What many investors will do is see a fund that has the word “Income” in it and assume it’s the right fund for them without looking at what the mutual fund owns. This can be a disaster if you’re not careful. That said, there is an easy way to get around this. If you use Morningstar, just find your given mutual fund and select “Portfolio” and then “Holdings.” This will allow you to see the top 25 holdings a mutual fund has.

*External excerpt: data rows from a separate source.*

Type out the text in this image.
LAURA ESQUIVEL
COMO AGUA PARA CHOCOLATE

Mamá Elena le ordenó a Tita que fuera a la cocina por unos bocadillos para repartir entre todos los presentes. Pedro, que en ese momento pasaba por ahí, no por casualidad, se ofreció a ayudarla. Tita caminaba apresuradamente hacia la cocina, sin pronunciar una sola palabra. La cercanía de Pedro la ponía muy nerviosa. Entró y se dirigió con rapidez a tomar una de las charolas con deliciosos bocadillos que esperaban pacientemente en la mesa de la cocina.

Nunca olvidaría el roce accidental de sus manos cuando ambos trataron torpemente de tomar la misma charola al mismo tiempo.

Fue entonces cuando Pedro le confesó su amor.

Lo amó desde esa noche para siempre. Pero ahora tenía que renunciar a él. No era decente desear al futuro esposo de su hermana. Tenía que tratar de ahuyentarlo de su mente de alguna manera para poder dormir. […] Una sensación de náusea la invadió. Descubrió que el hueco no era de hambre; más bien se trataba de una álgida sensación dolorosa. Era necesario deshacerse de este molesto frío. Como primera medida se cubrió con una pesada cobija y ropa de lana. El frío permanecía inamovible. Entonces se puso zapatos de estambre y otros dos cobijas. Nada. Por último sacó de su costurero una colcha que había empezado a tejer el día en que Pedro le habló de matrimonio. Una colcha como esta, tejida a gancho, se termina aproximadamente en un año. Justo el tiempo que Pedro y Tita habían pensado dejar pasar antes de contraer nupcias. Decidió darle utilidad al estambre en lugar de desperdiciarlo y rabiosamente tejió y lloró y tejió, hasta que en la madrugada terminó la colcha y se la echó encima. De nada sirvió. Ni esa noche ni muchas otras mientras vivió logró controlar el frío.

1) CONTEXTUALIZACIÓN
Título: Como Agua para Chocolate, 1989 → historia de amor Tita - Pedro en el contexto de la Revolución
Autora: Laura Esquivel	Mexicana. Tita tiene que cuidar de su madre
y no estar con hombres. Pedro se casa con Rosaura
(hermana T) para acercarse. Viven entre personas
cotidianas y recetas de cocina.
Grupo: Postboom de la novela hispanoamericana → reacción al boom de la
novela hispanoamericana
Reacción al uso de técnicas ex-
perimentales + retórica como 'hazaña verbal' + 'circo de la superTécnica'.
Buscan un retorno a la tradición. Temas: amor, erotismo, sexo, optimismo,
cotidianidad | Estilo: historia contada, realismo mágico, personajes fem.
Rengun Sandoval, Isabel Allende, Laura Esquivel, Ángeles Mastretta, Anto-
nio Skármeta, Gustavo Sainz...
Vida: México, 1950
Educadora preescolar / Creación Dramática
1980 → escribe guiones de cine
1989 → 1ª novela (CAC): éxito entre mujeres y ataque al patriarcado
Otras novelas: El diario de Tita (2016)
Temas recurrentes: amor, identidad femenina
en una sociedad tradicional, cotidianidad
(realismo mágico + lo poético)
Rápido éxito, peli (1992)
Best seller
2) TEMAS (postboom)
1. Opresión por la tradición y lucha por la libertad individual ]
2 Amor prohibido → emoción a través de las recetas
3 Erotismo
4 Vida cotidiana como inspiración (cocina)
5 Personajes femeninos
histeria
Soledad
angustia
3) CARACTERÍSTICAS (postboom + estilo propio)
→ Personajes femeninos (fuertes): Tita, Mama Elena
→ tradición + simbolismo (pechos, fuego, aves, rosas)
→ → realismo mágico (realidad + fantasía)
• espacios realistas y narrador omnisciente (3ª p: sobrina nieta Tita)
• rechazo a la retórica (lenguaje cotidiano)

The benefit of this is two-fold. First, it allows you to see if the major holdings match up to what the fund is called. Hint…if it’s an income fund then Google or Tesla shouldn’t be among the top holdings. The second is if you invest in multiple mutual funds. It will help you avoid being overly focused in a handful of stocks and thus not have true diversification. Investing in mutual funds can be a great way to get diversity, but you need diversity to call it that. 🙂
Check out the Management
The final major thing you want to look at when trying to compare mutual funds is the management. This can either be one or two fund managers or a team of managers. Neither is really good or bad, as they both have their pros and cons. That said, you want to know what kind of management is in place before you select a mutual fund.
Essentially, you want tenure with the fund. That’s not to say that a manager who has been with a fund for a year or two is bad, per se, but it can lead to rockiness with the fund. That could be anything from the manager selling out of positions to suit his or her style to investors leaving because they’re nervous. That’s also not to say that a manager who has been with a fund for a long time is good, just that you want to do your research before buying a mutual fund. As a free research tool, Morningstar can really help you here; just select “Management” under your given fund and it tells you all about them. Many online brokerages, such as Scottrade, also have robust screeners that help you filter down to ones you might want to look at.
With the number of options available for your investing dollars it can be difficult to know what to choose. It makes sense to compare mutual funds prior to going all in so you can get into something that best fits your needs.
What do you use to compare mutual funds? Do you prefer to invest in mutual funds or ETFs? Have you ever been surprised to find out how much a given investment would cost you?